The debate around the government’s welfare reforms is set to rage all week. Whatever the arguments for and against, one undisputable fact that is not used enough is that we are currently paying close to £100 billion a year to working age benefit claimants. Such a large number is hard to quantify. It is roughly equivalent to half of the total public sector pay bill in the UK or the entire New Zealand economy.
That is a staggering amount of money. Just a 5% reduction would pay for a four runway airport at Heathrow in two years or a number of other major capital investment projects such as new schools and hospitals. The sheer scale of expenditure and potential trade-offs warrants a close examination to assess whether it is providing the outcomes we want or whether it might be better spent on other areas.
One thing to make clear from the start is that our benefit system provides a vital and often uncelebrated role in helping those unable to work and supporting families in times of need.

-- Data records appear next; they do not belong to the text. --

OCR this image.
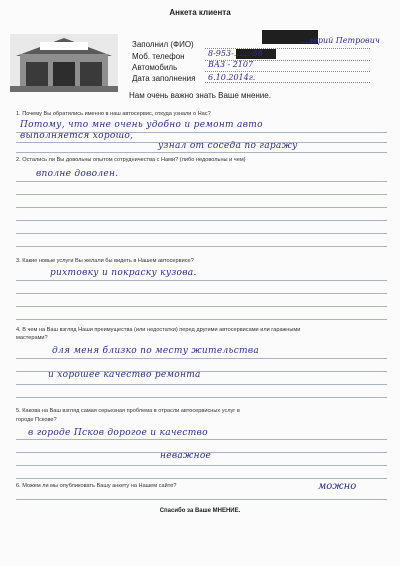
Анкета клиента
Заполнил (ФИО)	…лерий Петрович
Моб. телефон	8-953-……-58
Автомобиль	ВАЗ - 2107
Дата заполнения 6.10.2014г.
Нам очень важно знать Ваше мнение.
1. Почему Вы обратились именно в наш автосервис, откуда узнали о Нас?
Потому, что мне очень удобно и ремонт авто
выполняется хорошо,
узнал от соседа по гаражу
2. Остались ли Вы довольны опытом сотрудничества с Нами? (либо недовольны и чем)
вполне доволен.
3. Какие новые услуги Вы желали бы видеть в Нашем автосервисе?
рихтовку и покраску кузова.
4. В чем на Ваш взгляд Наши преимущества (или недостатки) перед другими автосервисами или гаражными
мастерами?
для меня близко по месту жительства
и хорошее качество ремонта
5. Какова на Ваш взгляд самая серьезная проблема в отрасли автосервисных услуг в
городе Пскове?
в городе Псков дорогое и качество
неважное
6. Можем ли мы опубликовать Вашу анкету на Нашем сайте?	можно
Спасибо за Ваше МНЕНИЕ.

It is an institution that, as a country, we should celebrate and be proud of. But 50 years of tinkering and political game playing meant that by 2010 it had become sprawling and unsustainable, paying out tax credits to families earning in excess of £50,000 and transferring tens of thousands of pounds to some families without effective assessment of circumstance or need. As countless surveys have shown this has contributed to a downward spiral in public support for the welfare state. Three in four people now think that we spend too much on welfare.